- Global markets remain sluggish amid light calendar, early week optimism defends buyers.
- S&P 500 Futures drop for the third consecutive day.
- US 10-year Treasury yields seesaw around 14-year high.
- Inflation woes keep markets on thin ice, last round of Fedspeak before blackout appears important to watch.
Traders cheer the Friday mood as an absence of major data/events joins mixed catalysts to keep them off the table during the last day of the week. Even so, cautious optimism prevails as the US dollar struggles to benefit from the strong yields and risk-off mood.
While portraying the mood, the US 10-year Treasury bond yields refreshed a 14-year high the previous day, around 4.22% by the press time. Also, the two-year US Treasury yields rose to the highest levels since 2007 before recently taking rounds to 4.62%.
That said, Wall Street closed in the red following an initially upbeat performance while the S&P 500 Futures extend the previous day’s losses with 0.50% intraday downside at the latest.
“US stocks closed lower on Thursday as data on the labor market and comments from a U.S. Federal Reserve official reinforced expectations the central bank will be aggressive in hiking interest rates outweighed a flurry of solid corporate earnings,” said Reuters.
Looking at the data, US Initial Jobless Claims eased to 214K for the week ended on October 07 versus 230K expected and a revised down 226K prior. Further, Philadelphia Fed Manufacturing Survey Index dropped to -8.7 for October versus the -5 market consensus and -9.9 previous reading.
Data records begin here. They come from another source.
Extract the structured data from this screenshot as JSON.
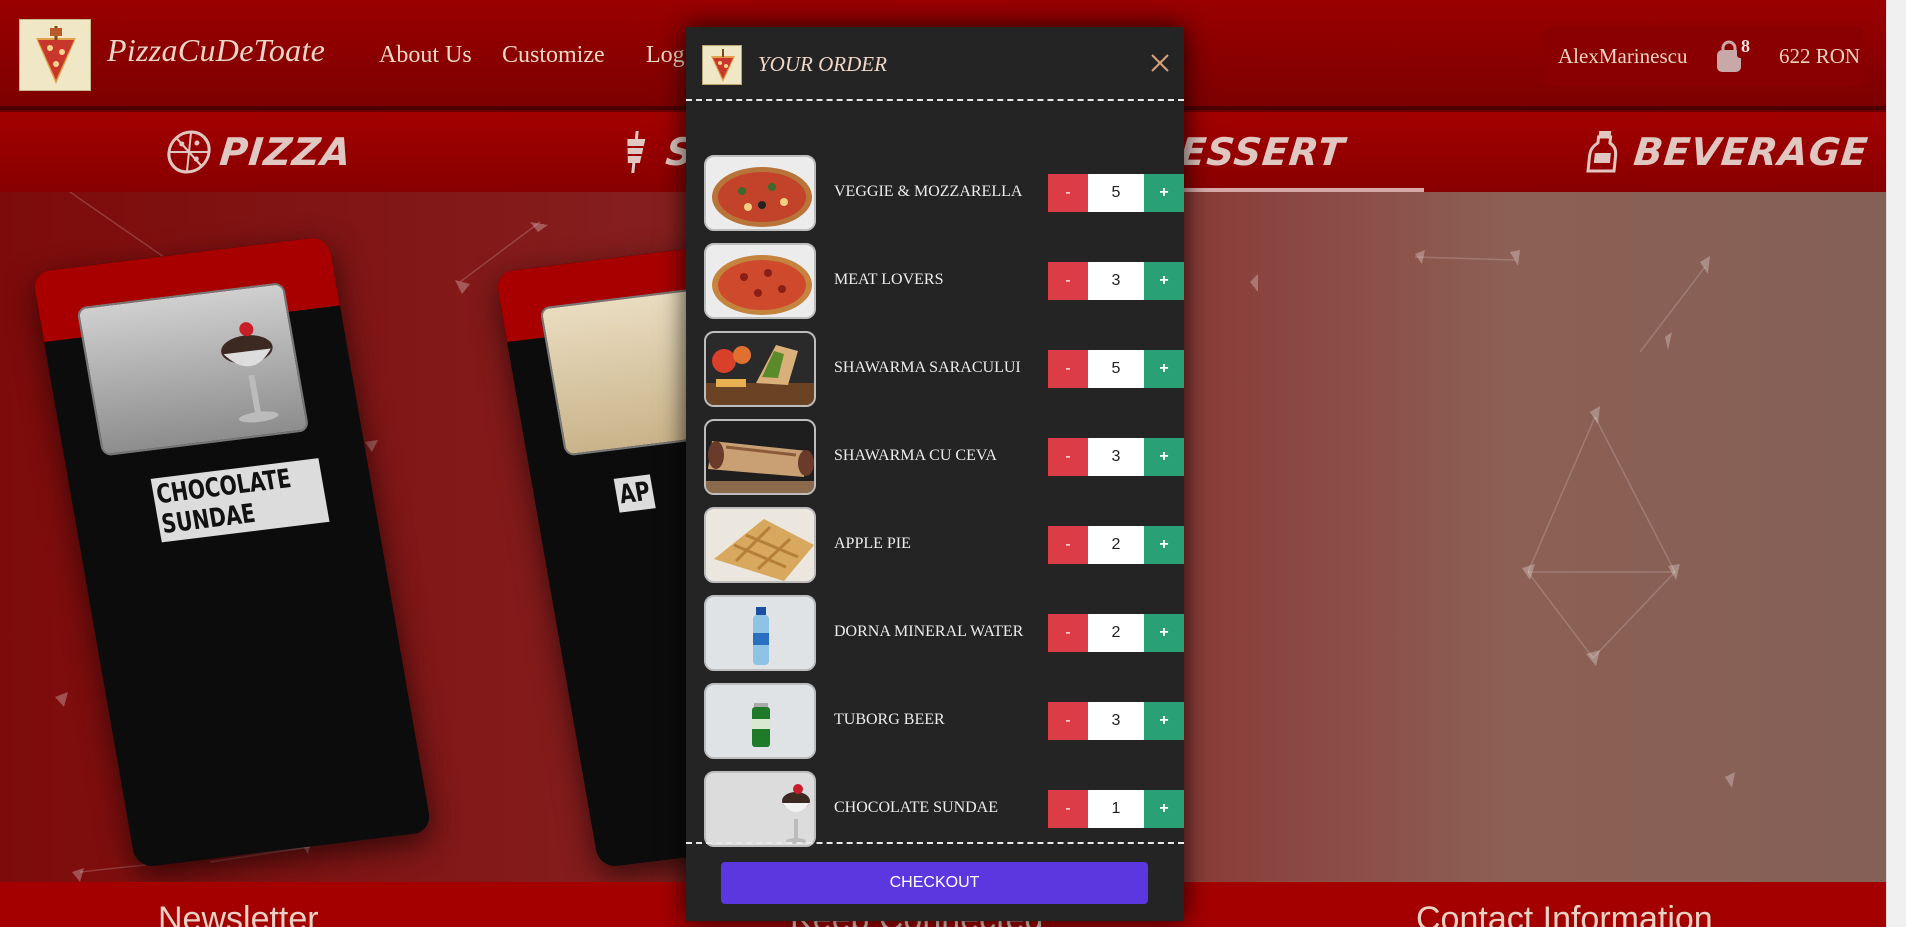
{
  "header": {
    "brand": "PizzaCuDeToate",
    "nav": [
      "About Us",
      "Customize",
      "Log"
    ],
    "username": "AlexMarinescu",
    "cart_count": "8",
    "balance": "622 RON"
  },
  "categories": [
    {
      "label": "PIZZA",
      "icon": "pizza-icon"
    },
    {
      "label": "SH",
      "icon": "shawarma-icon"
    },
    {
      "label": "ESSERT",
      "icon": "dessert-icon"
    },
    {
      "label": "BEVERAGE",
      "icon": "bottle-icon"
    }
  ],
  "cards": [
    {
      "label": "CHOCOLATE SUNDAE"
    },
    {
      "label": "AP"
    }
  ],
  "footer": {
    "sections": [
      "Newsletter",
      "Keep Connected",
      "Contact Information"
    ]
  },
  "modal": {
    "title": "YOUR ORDER",
    "items": [
      {
        "name": "VEGGIE & MOZZARELLA",
        "quantity": "5",
        "image": "pizza-veggie"
      },
      {
        "name": "MEAT LOVERS",
        "quantity": "3",
        "image": "pizza-meat"
      },
      {
        "name": "SHAWARMA SARACULUI",
        "quantity": "5",
        "image": "shawarma-plate"
      },
      {
        "name": "SHAWARMA CU CEVA",
        "quantity": "3",
        "image": "shawarma-wrap"
      },
      {
        "name": "APPLE PIE",
        "quantity": "2",
        "image": "apple-pie"
      },
      {
        "name": "DORNA MINERAL WATER",
        "quantity": "2",
        "image": "water-bottle"
      },
      {
        "name": "TUBORG BEER",
        "quantity": "3",
        "image": "beer-can"
      },
      {
        "name": "CHOCOLATE SUNDAE",
        "quantity": "1",
        "image": "sundae"
      }
    ],
    "minus_label": "-",
    "plus_label": "+",
    "checkout_label": "CHECKOUT"
  },
  "colors": {
    "header_red": "#9a0000",
    "modal_bg": "#242424",
    "minus_red": "#dc3c46",
    "plus_green": "#2aa077",
    "checkout_purple": "#5b37e0"
  }
}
Additionally, US Existing Home Sales rose past 4.7M expected to 4.71M but eased below 4.78M prior.
Also, Federal Reserve Governor Lisa Cook mentioned that ongoing rate increases will be required.
Amid these plays, the CME’s FedWatch Tool suggests a near 98% chance of the Fed’s 75 bps rate hike.
Elsewhere, the political crisis in the UK and Japan’s reluctance to intervene despite the multi-year low of the yen, exert downside pressure on the markets. However, China’s readiness to ease virus-led travel curbs seems to defend the buyers. On the same line could be the hopes that Britain will soon overcome the jittery markets.
Moving on, the UK’s Retail Sales and the last dose of the Fed speakers’ comments before the blackout period preceding November’s Federal Open Market Committee (FOMC) meeting will be crucial for clear market directions.